Радик Яхин – Научное объяснение любви (страница 2)
— Покажи спектр, — сказал он.
Валентин Степанович коснулся экрана, и зеленая кривая сменилась разноцветным частотным распределением. Арсений смотрел на пики, которые должны были быть симметричными, но не были. Асимметрия была едва заметна — на уровне шума, если смотреть невнимательно. Но Арсений смотрел внимательно.
— Здесь есть структура, — сказал он, водя пальцем по экрану. — Ты видишь? Это не случайное распределение. Это… это похоже на отклик системы на внешнее воздействие.
— Внешнего воздействия нет, — возразил Валентин Степанович. — Камера изолирована.

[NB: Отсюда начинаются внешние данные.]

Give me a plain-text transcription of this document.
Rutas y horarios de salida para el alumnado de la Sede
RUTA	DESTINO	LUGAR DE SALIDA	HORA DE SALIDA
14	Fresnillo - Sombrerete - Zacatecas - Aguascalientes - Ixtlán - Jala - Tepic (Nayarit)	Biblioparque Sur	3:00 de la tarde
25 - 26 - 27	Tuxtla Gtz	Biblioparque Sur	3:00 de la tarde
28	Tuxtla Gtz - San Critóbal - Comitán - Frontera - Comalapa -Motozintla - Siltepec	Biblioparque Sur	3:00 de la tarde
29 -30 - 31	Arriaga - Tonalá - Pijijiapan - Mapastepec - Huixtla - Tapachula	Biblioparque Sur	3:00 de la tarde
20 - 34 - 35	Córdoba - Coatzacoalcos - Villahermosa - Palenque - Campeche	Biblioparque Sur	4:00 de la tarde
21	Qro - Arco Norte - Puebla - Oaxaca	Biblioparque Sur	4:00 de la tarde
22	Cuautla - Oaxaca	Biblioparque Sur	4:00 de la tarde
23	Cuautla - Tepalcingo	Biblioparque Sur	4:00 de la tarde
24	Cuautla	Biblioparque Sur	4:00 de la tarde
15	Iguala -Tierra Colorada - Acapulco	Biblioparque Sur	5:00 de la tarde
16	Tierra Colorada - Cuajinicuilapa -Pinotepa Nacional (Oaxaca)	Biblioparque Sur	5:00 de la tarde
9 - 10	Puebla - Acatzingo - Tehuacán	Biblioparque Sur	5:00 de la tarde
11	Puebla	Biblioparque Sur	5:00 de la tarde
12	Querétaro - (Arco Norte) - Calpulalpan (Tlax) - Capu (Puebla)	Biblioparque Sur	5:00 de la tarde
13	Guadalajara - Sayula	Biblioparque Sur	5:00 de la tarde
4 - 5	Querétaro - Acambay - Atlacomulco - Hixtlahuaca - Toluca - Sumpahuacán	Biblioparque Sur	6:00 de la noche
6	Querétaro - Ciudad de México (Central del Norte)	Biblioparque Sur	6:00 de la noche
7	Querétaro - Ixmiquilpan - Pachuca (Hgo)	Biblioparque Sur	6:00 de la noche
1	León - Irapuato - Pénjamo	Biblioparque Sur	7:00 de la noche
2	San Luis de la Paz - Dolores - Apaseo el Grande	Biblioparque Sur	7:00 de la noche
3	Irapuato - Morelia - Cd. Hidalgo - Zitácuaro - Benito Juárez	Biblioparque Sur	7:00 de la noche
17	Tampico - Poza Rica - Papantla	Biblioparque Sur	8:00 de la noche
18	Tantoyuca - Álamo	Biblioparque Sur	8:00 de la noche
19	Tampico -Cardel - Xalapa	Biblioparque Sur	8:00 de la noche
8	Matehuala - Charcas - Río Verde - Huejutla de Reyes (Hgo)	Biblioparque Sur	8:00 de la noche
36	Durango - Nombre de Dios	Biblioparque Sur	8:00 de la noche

Экранирование — пять слоев. Температура — десять милликельвин. Вибрации — ниже порога чувствительности.
— Воздействие не обязательно должно быть физическим, — сказал Арсений и сам удивился своим словам.
Валентин Степанович посмотрел на него. В этом взгляде было что-то от того, как смотрят на человека, который только что сказал нечто одновременно гениальное и безумное. Арсений знал этот взгляд. Он видел его в зеркале по утрам.
— Ты о чем? — спросил Валентин Степанович.
— О наблюдении, — ответил Арсений. — О том, что система находится в состоянии когерентности, пока за ней не наблюдают. А мы наблюдаем. Постоянно. Датчики, регистраторы, мы сами, когда приходим и смотрим на показания. Наблюдение должно вызывать декогеренцию. Но здесь происходит обратное. Когерентность растет.
— Ты хочешь сказать, что система… нравится, когда на нее смотрят?
— Я хочу сказать, что система ведет себя так, как будто наблюдение не разрушает ее состояние, а поддерживает. Как будто… как будто она реагирует на внимание.
Валентин Степанович откинулся на спинку стула. Стул жалобно скрипнул.
— Ты понимаешь, что это значит? — спросил он.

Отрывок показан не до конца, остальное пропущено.